呼···被利爪撕裂的风声在耳边划过,李轩侧身闪躲,噗···萨鲁甘一脚踹出,正中李轩的腹部,巨大的怪力传来,李轩感觉自己就像是撞上了一辆高速行驶的动车,眼前一花人已经飞到了半空。
萨鲁甘想追加攻击,可它的体型太大,又吸收了那么多的金椁残骸,它的重量更是惊人,移动速度自然是慢了不少。
轰···轰···
它只踏出两步,李轩已经飞出三四米远,“李轩!”叶知秋惊呼一声,跳到李轩身后,想要在空中将他接住,只是这道力量实在太强,就连她也被带的倒飞出去。
直到后背撞到陪葬的盾牌堆,两人才停了下来,还好这些盾都是圆盾,为二人提供了一些缓冲效果。
“孽障!老子和你拼了···”
清枫道长突然双目赤红,桃木剑一摆,不管不顾的向前冲去,咬破舌尖,一口精血喷在桃木剑上:“天地无极,乾坤借法——雷来!”剑尖引下一道紫雷,劈中怪物胸口那颗黑色心脏。
萨鲁甘惨叫一声,心脏表面裂开细缝。
呼···噗嗤···
一杆黑红色火焰缠绕的长枪,枪头洞穿了那颗黑色的心脏,火焰很快缠绕上了那颗颤抖的黑心。
“看来你也不是什么好东西···这业火专烧罪孽缠身之人,你这六百年的罪孽···就到此结束吧!”李轩一掌拍在长枪尾部的金色莲花枪纂上。
枪头再次没入三分,黑红色的火焰从怪物体内爆开,龟裂的皮肤缝隙中火流喷射。萨鲁甘的嚎叫戛然而止,身躯如陶俑般崩碎,那颗黑色心脏在业火中化作灰烬。
墓室恢复死寂,只有满地灰烬证明方才的恶战。李千帆捂着发黑的肩膀,冷汗浸透后背:“道长,这黑蚀咒……能解吗?”
老道士没回答,死死盯着李轩仍在燃烧的手:“红莲业火专焚世间大恶……你前世究竟造了什么孽,才需要九世轮回偿还?”
李轩甩甩手将火焰散去,疲惫的瘫倒在地上,半死不活的翻了个白眼“刨你家祖坟算不算?”

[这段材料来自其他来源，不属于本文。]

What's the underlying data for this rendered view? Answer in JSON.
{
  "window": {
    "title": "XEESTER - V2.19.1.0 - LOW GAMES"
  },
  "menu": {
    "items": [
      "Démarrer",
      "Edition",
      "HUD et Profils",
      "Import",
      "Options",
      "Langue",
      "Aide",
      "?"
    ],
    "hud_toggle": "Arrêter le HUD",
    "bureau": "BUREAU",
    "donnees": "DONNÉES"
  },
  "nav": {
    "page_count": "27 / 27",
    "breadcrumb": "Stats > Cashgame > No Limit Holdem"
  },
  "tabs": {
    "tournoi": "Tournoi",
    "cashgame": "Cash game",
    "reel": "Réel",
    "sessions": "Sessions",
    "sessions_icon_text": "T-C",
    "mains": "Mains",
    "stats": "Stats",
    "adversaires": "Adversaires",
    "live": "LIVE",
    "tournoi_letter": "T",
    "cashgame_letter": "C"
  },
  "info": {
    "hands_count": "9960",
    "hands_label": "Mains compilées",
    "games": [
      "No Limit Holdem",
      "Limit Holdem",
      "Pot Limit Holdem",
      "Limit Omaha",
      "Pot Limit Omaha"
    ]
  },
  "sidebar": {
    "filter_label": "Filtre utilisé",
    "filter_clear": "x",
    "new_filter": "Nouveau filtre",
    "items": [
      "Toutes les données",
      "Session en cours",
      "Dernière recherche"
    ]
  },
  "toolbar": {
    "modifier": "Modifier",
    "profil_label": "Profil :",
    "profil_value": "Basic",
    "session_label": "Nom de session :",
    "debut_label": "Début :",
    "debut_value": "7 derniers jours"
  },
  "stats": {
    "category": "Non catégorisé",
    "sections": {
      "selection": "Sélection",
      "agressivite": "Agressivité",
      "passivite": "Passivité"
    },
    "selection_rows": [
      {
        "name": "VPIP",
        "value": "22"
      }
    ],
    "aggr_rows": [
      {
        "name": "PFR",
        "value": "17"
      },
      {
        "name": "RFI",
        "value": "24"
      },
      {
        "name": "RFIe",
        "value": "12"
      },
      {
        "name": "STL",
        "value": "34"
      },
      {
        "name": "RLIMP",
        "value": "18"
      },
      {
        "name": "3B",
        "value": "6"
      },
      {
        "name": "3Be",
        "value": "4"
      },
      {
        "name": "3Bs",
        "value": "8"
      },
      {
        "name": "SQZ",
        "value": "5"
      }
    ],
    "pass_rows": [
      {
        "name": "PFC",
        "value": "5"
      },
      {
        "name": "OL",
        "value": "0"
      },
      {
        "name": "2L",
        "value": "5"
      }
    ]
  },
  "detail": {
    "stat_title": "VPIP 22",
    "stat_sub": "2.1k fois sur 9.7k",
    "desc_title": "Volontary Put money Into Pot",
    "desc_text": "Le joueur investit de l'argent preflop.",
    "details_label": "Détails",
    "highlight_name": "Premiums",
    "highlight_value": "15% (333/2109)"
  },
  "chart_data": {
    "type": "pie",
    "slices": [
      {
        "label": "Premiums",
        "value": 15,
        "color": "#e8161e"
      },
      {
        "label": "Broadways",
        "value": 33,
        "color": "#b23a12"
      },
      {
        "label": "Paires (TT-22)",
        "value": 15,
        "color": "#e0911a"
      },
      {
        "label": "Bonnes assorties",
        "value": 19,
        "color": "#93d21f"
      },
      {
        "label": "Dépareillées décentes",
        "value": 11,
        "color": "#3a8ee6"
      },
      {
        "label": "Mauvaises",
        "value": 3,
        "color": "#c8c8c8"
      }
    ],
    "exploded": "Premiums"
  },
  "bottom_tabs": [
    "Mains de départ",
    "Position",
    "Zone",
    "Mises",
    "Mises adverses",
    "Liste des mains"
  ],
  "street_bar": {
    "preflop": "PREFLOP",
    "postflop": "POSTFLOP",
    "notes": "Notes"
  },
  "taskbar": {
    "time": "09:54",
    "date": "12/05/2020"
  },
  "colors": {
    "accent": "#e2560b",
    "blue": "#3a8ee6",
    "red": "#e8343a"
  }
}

“我算看出来了,你这嘴就是最大的罪过,来我给你缝上···”清枫龇牙咧嘴的坐到李轩旁边
“你们能管管我吗?这儿还有个伤员呢···你们两个活爹···”李千帆急的几乎跳脚。
“我有个不太成熟的想法,但是前提是···你得把你干过的坏事都告诉我”
“啥?”
“你知道的,那个黑雾怕火,我操控的这个叫做红莲业火,专烧罪孽之人,你要是做了什么缺德事,不就没救了?以前做的坏事都是你的罪业,你讲出来,这叫诚心悔过,这样就能消除罪业,然后我就可以救你了”李轩说的一本正经,只是一旁的清枫道长面色古怪。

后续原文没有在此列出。